Hopping down the islands from west to east, it appears that time and again Hawaiian spiders have moved on, colonized new niches and diversified --- or not diversified. But that’s not the most tantalizing part of the picture. The greater variety found around one volcano on the eastern end of Maui holds the honor of being “where the action is.”
Dr. Gillespie believes that evolution tends to create more adaptations than nature will sustain, overshooting the equilibrium among diversification, immigration and eliminating lineages until a new equilibrium is reached. She's charted it out to show a curve in whch the number of species emerging overshoots nature's reserves to sustain them, and die-offs ensue. (Understand, however, that this entomologist is not indifferent to extinctions: she lists conservation of arthropods as one of her areas of activity on her website, and is documenting the effects that invasions of exotic species have had on the indigenous arthropods.)
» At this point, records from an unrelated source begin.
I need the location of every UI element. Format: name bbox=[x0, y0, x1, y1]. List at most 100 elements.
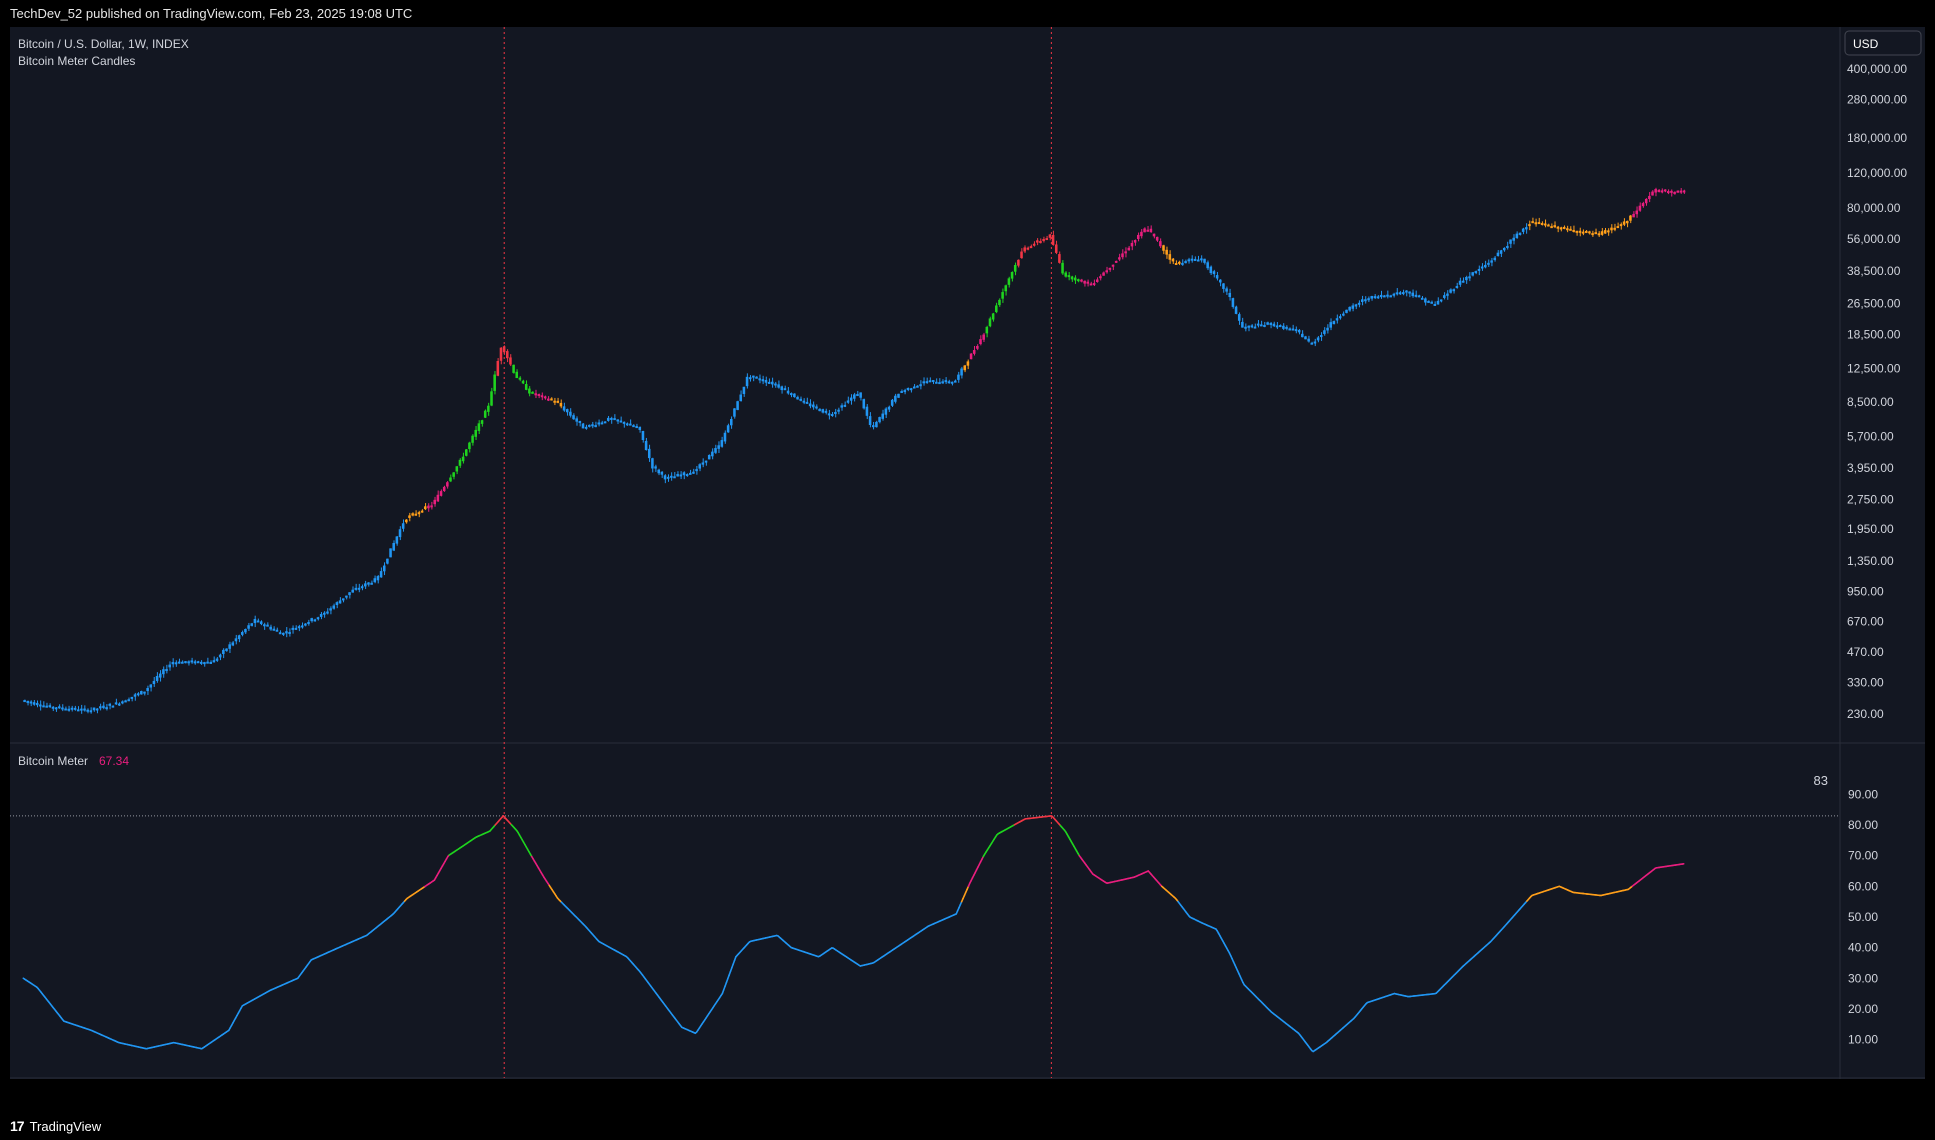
meter-tick-label[interactable]: 70.00 bbox=[1848, 849, 1878, 863]
candle-body bbox=[461, 456, 465, 462]
price-tick-label[interactable]: 230.00 bbox=[1847, 707, 1884, 721]
candle-body bbox=[187, 661, 190, 664]
candle-body bbox=[559, 402, 563, 407]
candle-body bbox=[717, 445, 720, 449]
meter-tick-label[interactable]: 90.00 bbox=[1848, 787, 1878, 801]
candle-body bbox=[1329, 322, 1332, 328]
candle-body bbox=[171, 662, 175, 665]
candle-body bbox=[821, 409, 825, 413]
indicator-legend[interactable]: Bitcoin Meter Candles bbox=[18, 54, 135, 68]
candle-body bbox=[496, 361, 500, 376]
price-tick-label[interactable]: 180,000.00 bbox=[1847, 131, 1907, 145]
tradingview-logo-icon[interactable]: 17 bbox=[10, 1118, 25, 1134]
candle-body bbox=[894, 395, 897, 402]
meter-tick-label[interactable]: 10.00 bbox=[1848, 1033, 1878, 1047]
price-tick-label[interactable]: 80,000.00 bbox=[1847, 201, 1901, 215]
chart-svg[interactable]: 400,000.00 280,000.00 180,000.00 120,000.00… bbox=[4, 27, 1925, 1100]
candle-body bbox=[256, 620, 260, 623]
candle-body bbox=[1547, 224, 1550, 227]
candle-body bbox=[1086, 281, 1090, 284]
candle-body bbox=[54, 707, 58, 710]
price-tick-label[interactable]: 280,000.00 bbox=[1847, 93, 1907, 107]
candle-body bbox=[1326, 327, 1329, 331]
symbol-legend[interactable]: Bitcoin / U.S. Dollar, 1W, INDEX bbox=[18, 37, 189, 51]
candle-body bbox=[1420, 297, 1424, 300]
candle-body bbox=[808, 403, 812, 407]
candle-body bbox=[395, 536, 399, 544]
candle-body bbox=[1559, 227, 1563, 230]
candle-body bbox=[786, 390, 790, 394]
candle-body bbox=[433, 499, 437, 505]
price-tick-label[interactable]: 8,500.00 bbox=[1847, 395, 1894, 409]
meter-legend-name[interactable]: Bitcoin Meter bbox=[18, 754, 88, 768]
candle-body bbox=[266, 624, 269, 627]
price-tick-label[interactable]: 2,750.00 bbox=[1847, 492, 1894, 506]
price-tick-label[interactable]: 3,950.00 bbox=[1847, 461, 1894, 475]
candle-body bbox=[80, 708, 83, 711]
candle-body bbox=[1354, 304, 1358, 307]
candle-body bbox=[774, 383, 777, 386]
candle-body bbox=[423, 506, 427, 510]
candle-body bbox=[938, 382, 941, 385]
candle-body bbox=[578, 420, 582, 423]
candle-body bbox=[903, 390, 907, 393]
candle-body bbox=[941, 381, 944, 384]
chart-frame[interactable]: 400,000.00 280,000.00 180,000.00 120,000.00… bbox=[4, 27, 1925, 1100]
candle-body bbox=[430, 505, 433, 508]
price-tick-label[interactable]: 1,950.00 bbox=[1847, 522, 1894, 536]
candle-body bbox=[777, 384, 780, 388]
price-tick-label[interactable]: 26,500.00 bbox=[1847, 296, 1901, 310]
footer-brand[interactable]: TradingView bbox=[29, 1119, 102, 1134]
currency-button[interactable]: USD bbox=[1844, 30, 1922, 56]
price-tick-label[interactable]: 120,000.00 bbox=[1847, 166, 1907, 180]
price-tick-label[interactable]: 56,000.00 bbox=[1847, 232, 1901, 246]
candle-body bbox=[272, 628, 276, 631]
meter-tick-label[interactable]: 40.00 bbox=[1848, 941, 1878, 955]
price-tick-label[interactable]: 12,500.00 bbox=[1847, 361, 1901, 375]
meter-tick-label[interactable]: 20.00 bbox=[1848, 1002, 1878, 1016]
meter-tick-label[interactable]: 80.00 bbox=[1848, 818, 1878, 832]
peak-markers bbox=[503, 27, 1052, 1078]
candle-body bbox=[348, 592, 351, 596]
candle-body bbox=[701, 462, 705, 465]
candle-body bbox=[313, 619, 317, 622]
meter-tick-label[interactable]: 60.00 bbox=[1848, 879, 1878, 893]
price-tick-label[interactable]: 670.00 bbox=[1847, 614, 1884, 628]
candle-body bbox=[1250, 325, 1254, 328]
candle-body bbox=[1092, 283, 1096, 286]
candle-body bbox=[900, 391, 903, 394]
price-tick-label[interactable]: 330.00 bbox=[1847, 676, 1884, 690]
candle-body bbox=[925, 381, 929, 384]
candle-body bbox=[651, 458, 654, 469]
candle-body bbox=[1443, 295, 1446, 298]
candle-body bbox=[1058, 254, 1061, 263]
candle-body bbox=[707, 454, 711, 460]
meter-tick-label[interactable]: 50.00 bbox=[1848, 910, 1878, 924]
currency-button-frame[interactable] bbox=[1844, 30, 1922, 56]
candle-body bbox=[688, 472, 692, 475]
candle-body bbox=[184, 661, 187, 664]
price-tick-label[interactable]: 400,000.00 bbox=[1847, 62, 1907, 76]
candle-body bbox=[48, 705, 52, 708]
price-tick-label[interactable]: 1,350.00 bbox=[1847, 554, 1894, 568]
candle-body bbox=[1165, 249, 1168, 255]
candle-body bbox=[259, 621, 263, 625]
price-axis-ticks[interactable]: 400,000.00 280,000.00 180,000.00 120,000.00… bbox=[1847, 62, 1907, 721]
meter-tick-label[interactable]: 30.00 bbox=[1848, 971, 1878, 985]
price-tick-label[interactable]: 5,700.00 bbox=[1847, 429, 1894, 443]
footer-bar: 17 TradingView bbox=[0, 1113, 1935, 1140]
price-tick-label[interactable]: 950.00 bbox=[1847, 584, 1884, 598]
candle-body bbox=[1140, 231, 1143, 237]
candle-body bbox=[190, 660, 194, 663]
candle-body bbox=[26, 700, 30, 703]
price-tick-label[interactable]: 18,500.00 bbox=[1847, 328, 1901, 342]
candle-body bbox=[1108, 267, 1112, 270]
price-tick-label[interactable]: 38,500.00 bbox=[1847, 264, 1901, 278]
candle-body bbox=[247, 625, 250, 629]
candle-body bbox=[1493, 257, 1497, 261]
meter-axis-ticks[interactable]: 90.00 80.00 70.00 60.00 50.00 40.00 30.00 20.00… bbox=[1848, 787, 1878, 1046]
currency-button-label[interactable]: USD bbox=[1853, 37, 1879, 51]
candle-body bbox=[603, 421, 607, 424]
candle-body bbox=[802, 400, 806, 403]
price-tick-label[interactable]: 470.00 bbox=[1847, 645, 1884, 659]
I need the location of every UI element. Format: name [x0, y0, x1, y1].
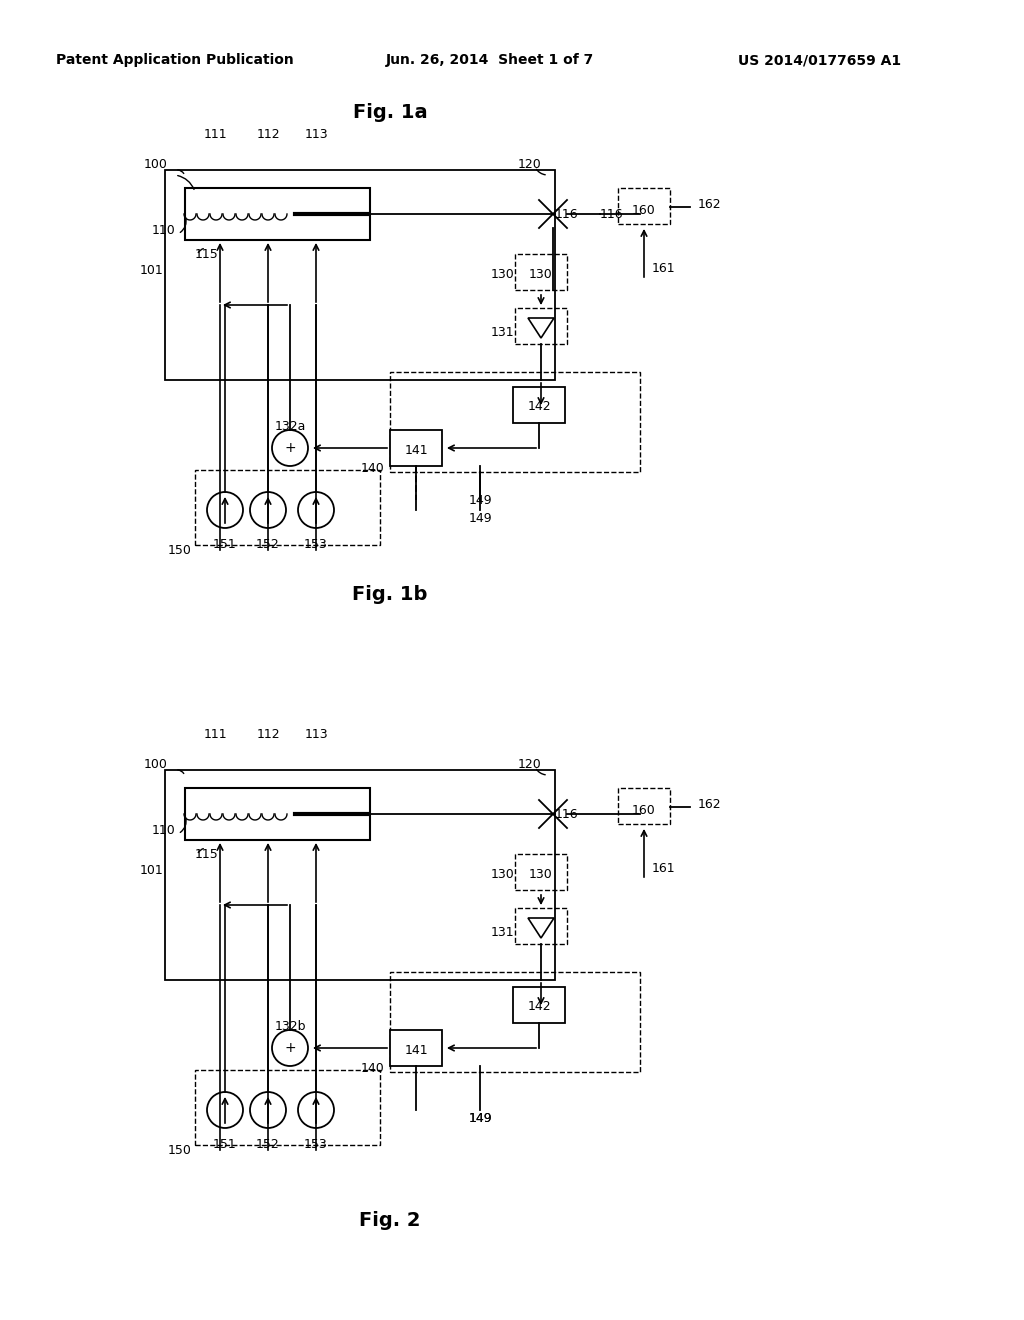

Eastern Maui is the place where the spiny legged Tetragnatha have splintered into seven species, while in the older islands there are at most three or four species apiece but Gillespie thinks there used to be more. The younger island of Hawaii also has but four species, all of them descended from migrants from Maui. Looking at lineages over time, Gillespie expects only a few of eastern Maui’s species to survive, and the rise of several new Tetragnatha species on the big island of Hawaii, followed by a big fall for some of them.
It’s a matter of nature forcing different creatures to come up with the same answers to analogous problems, then picking winners and losers among those who have adapted. If that pattern can be shown to exist throughout nature, it may in turn give insights into such diverse phenomena as the relationship between modern humanity and the australopithecine hominids, the similar shapes of mammalian cetaceans and many fish species and what’s likely to happen to species that may be forced out of their niches by global warming.